La donna gridava e lo inseguiva e i
bambini cercavano di afferrarlo, ridendo e gridando.
Per fortuna la porta era aperta e l'anatroccolo
volò fuori tra i cespugli, nella neve caduta.
E lì restò, stordito.
Sarebbe troppo triste raccontare tutti
i patimenti che dovette sopportare nel duro inverno.
Ma un bel giorno, mentre si trovava
nella palude tra le canne, il sole ricominciò a splendere caldo.
Le allodole cantavano, era arrivata la
primavera!
Allora sollevò di colpo le ali, che
frusciarono più robuste di prima e che lo
sostennero con forza, e prima ancora di accorgersene si ritrovò
in un grande giardino, dove i meli erano in fiore
ed i cespugli di lilla profumati piegavano i lunghi rami
verdi fin giù nei canali.
Che posto incantevole! e
com'era fresca l'aria di primavera!
Dalle folte piante proprio davanti a
lui sbucarono tre bellissimi cigni bianchi; scrollarono con eleganza le piume e
galleggiarono dolcemente sull'acqua.
L'anatroccolo riconobbe quelle magnifiche
creature e fu preso da una strana malinconia.

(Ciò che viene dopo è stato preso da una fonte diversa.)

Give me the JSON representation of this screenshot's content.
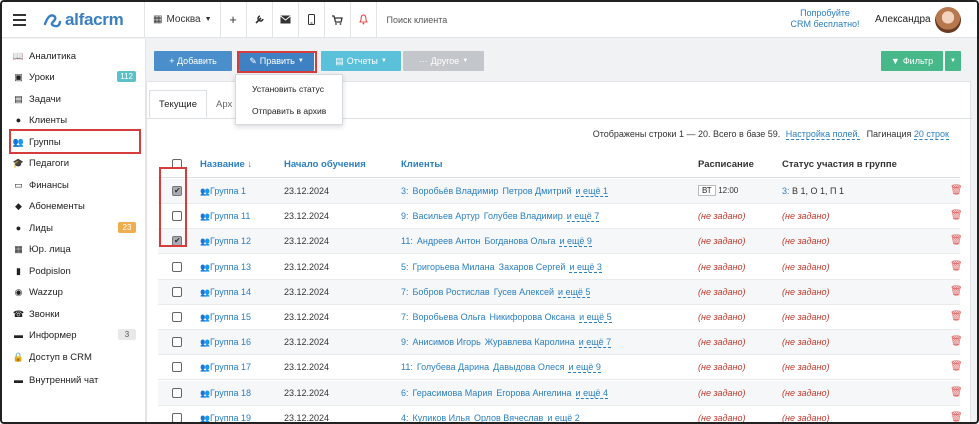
{
  "topbar": {
    "logo_text": "alfacrm",
    "city": "Москва",
    "search_placeholder": "Поиск клиента",
    "trial_line1": "Попробуйте",
    "trial_line2": "CRM бесплатно!",
    "user_name": "Александра"
  },
  "sidebar": {
    "items": [
      {
        "label": "Аналитика",
        "icon": "book-icon"
      },
      {
        "label": "Уроки",
        "icon": "calendar-icon",
        "badge": "112"
      },
      {
        "label": "Задачи",
        "icon": "clipboard-icon"
      },
      {
        "label": "Клиенты",
        "icon": "user-icon"
      },
      {
        "label": "Группы",
        "icon": "users-icon"
      },
      {
        "label": "Педагоги",
        "icon": "graduation-cap-icon"
      },
      {
        "label": "Финансы",
        "icon": "money-icon"
      },
      {
        "label": "Абонементы",
        "icon": "tag-icon"
      },
      {
        "label": "Лиды",
        "icon": "user-plus-icon",
        "badge": "23"
      },
      {
        "label": "Юр. лица",
        "icon": "building-icon"
      },
      {
        "label": "Podpislon",
        "icon": "file-icon"
      },
      {
        "label": "Wazzup",
        "icon": "whatsapp-icon"
      },
      {
        "label": "Звонки",
        "icon": "phone-icon"
      },
      {
        "label": "Информер",
        "icon": "info-icon",
        "badge": "3"
      },
      {
        "label": "Доступ в CRM",
        "icon": "lock-icon"
      },
      {
        "label": "Внутренний чат",
        "icon": "chat-icon"
      }
    ]
  },
  "toolbar": {
    "add": "+ Добавить",
    "edit": "Править",
    "reports": "Отчеты",
    "other": "Другое",
    "filter": "Фильтр"
  },
  "tabs": {
    "current": "Текущие",
    "archive": "Арх"
  },
  "dropdown": {
    "set_status": "Установить статус",
    "archive": "Отправить в архив"
  },
  "info": {
    "shown": "Отображены строки 1 — 20. Всего в базе 59.",
    "settings": "Настройка полей.",
    "pagination_label": "Пагинация",
    "pagination_value": "20 строк"
  },
  "table": {
    "headers": {
      "name": "Название ↓",
      "start": "Начало обучения",
      "clients": "Клиенты",
      "schedule": "Расписание",
      "status": "Статус участия в группе"
    },
    "rows": [
      {
        "checked": true,
        "name": "Группа 1",
        "date": "23.12.2024",
        "count": "3:",
        "c1": "Воробьёв Владимир",
        "c2": "Петров Дмитрий",
        "more": "и ещё 1",
        "day": "ВТ",
        "time": "12:00",
        "status_count": "3:",
        "status": "В 1, О 1, П 1"
      },
      {
        "checked": false,
        "name": "Группа 11",
        "date": "23.12.2024",
        "count": "9:",
        "c1": "Васильев Артур",
        "c2": "Голубев Владимир",
        "more": "и ещё 7",
        "schedule": "(не задано)",
        "status": "(не задано)"
      },
      {
        "checked": true,
        "name": "Группа 12",
        "date": "23.12.2024",
        "count": "11:",
        "c1": "Андреев Антон",
        "c2": "Богданова Ольга",
        "more": "и ещё 9",
        "schedule": "(не задано)",
        "status": "(не задано)"
      },
      {
        "checked": false,
        "name": "Группа 13",
        "date": "23.12.2024",
        "count": "5:",
        "c1": "Григорьева Милана",
        "c2": "Захаров Сергей",
        "more": "и ещё 3",
        "schedule": "(не задано)",
        "status": "(не задано)"
      },
      {
        "checked": false,
        "name": "Группа 14",
        "date": "23.12.2024",
        "count": "7:",
        "c1": "Бобров Ростислав",
        "c2": "Гусев Алексей",
        "more": "и ещё 5",
        "schedule": "(не задано)",
        "status": "(не задано)"
      },
      {
        "checked": false,
        "name": "Группа 15",
        "date": "23.12.2024",
        "count": "7:",
        "c1": "Воробьева Ольга",
        "c2": "Никифорова Оксана",
        "more": "и ещё 5",
        "schedule": "(не задано)",
        "status": "(не задано)"
      },
      {
        "checked": false,
        "name": "Группа 16",
        "date": "23.12.2024",
        "count": "9:",
        "c1": "Анисимов Игорь",
        "c2": "Журавлева Каролина",
        "more": "и ещё 7",
        "schedule": "(не задано)",
        "status": "(не задано)"
      },
      {
        "checked": false,
        "name": "Группа 17",
        "date": "23.12.2024",
        "count": "11:",
        "c1": "Голубева Дарина",
        "c2": "Давыдова Олеся",
        "more": "и ещё 9",
        "schedule": "(не задано)",
        "status": "(не задано)"
      },
      {
        "checked": false,
        "name": "Группа 18",
        "date": "23.12.2024",
        "count": "6:",
        "c1": "Герасимова Мария",
        "c2": "Егорова Ангелина",
        "more": "и ещё 4",
        "schedule": "(не задано)",
        "status": "(не задано)"
      },
      {
        "checked": false,
        "name": "Группа 19",
        "date": "23.12.2024",
        "count": "4:",
        "c1": "Куликов Илья",
        "c2": "Орлов Вячеслав",
        "more": "и ещё 2",
        "schedule": "(не задано)",
        "status": "(не задано)"
      }
    ]
  },
  "colors": {
    "accent": "#2a7fc0",
    "highlight": "#d63c3c",
    "notset": "#c0392b"
  }
}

"Voglio volare da quegli uccelli
reali; mi uccideranno con le loro beccate,
perché io, così brutto, oso avvicinarmi a loro. Ma non mi
importa! è meglio che essere beccato dalle anatre e dalle
galline, preso a calci e soffrire tanto d'inverno!"
E volò nell'acqua e nuotò verso quei
magnifici cigni.
Questi lo guardarono e si diressero
verso di lui frusciando le piume.
«Uccidetemi pure!» esclamò il
povero animale abbassando la testa rassegnato, ma che cosa vide in quell'acqua
chiara?
Vide sotto di sé la sua propria
immagine: non era più il grosso uccello grigio, brutto e
sgraziato, era anche lui un cigno!
Che cosa importa essere nati in un
pollaio, quando si è usciti da un uovo di
cigno?
Ora era contento di tutte quelle
sofferenze e avversità che aveva patito, ora apprezzava di
più la felicità e la bellezza che lo salutavano.
E i grandi
cigni nuotavano intorno a lui e lo accarezzavano col becco.
Nel giardino vennero alcuni bambini e
gettarono pane e grano nell'acqua; poi il più piccolo
gridò: «Ce n'è uno nuovo!».
E gli altri bambini strillarono
felici con lui:
«Sì, ne è arrivato uno nuovo!».
Battevano le mani e saltavano, poi corsero a chiamare il padre
e la madre, e gettarono di nuovo pane e dolci in
acqua, e tutti dicevano:
«Il nuovo cigno è il più
bello, così giovane e superbo!».
E i vecchi cigni si
inchinarono davanti a lui.
Allora si sentì timidissimo e nascose
la testa dietro le ali, non sapeva neppure capire lui cosa
avesse!
Era troppo felice, ma non era affatto superbo, perché un
cuore buono non diventa mai superbo!
Ricordava come
era stato deriso e insultato ed ora invece
sentiva dire che era il più bello di tutti gli uccelli!
I lilla piegavano i rami fino in acqua
e il sole splendeva caldo e luminoso.
Allora lui scrollò le piume, tirò su il collo
slanciato ed esultò nel cuore:
"Tanta felicità non
l'avevo mai sognata, quando ero un brutto anatroccolo!"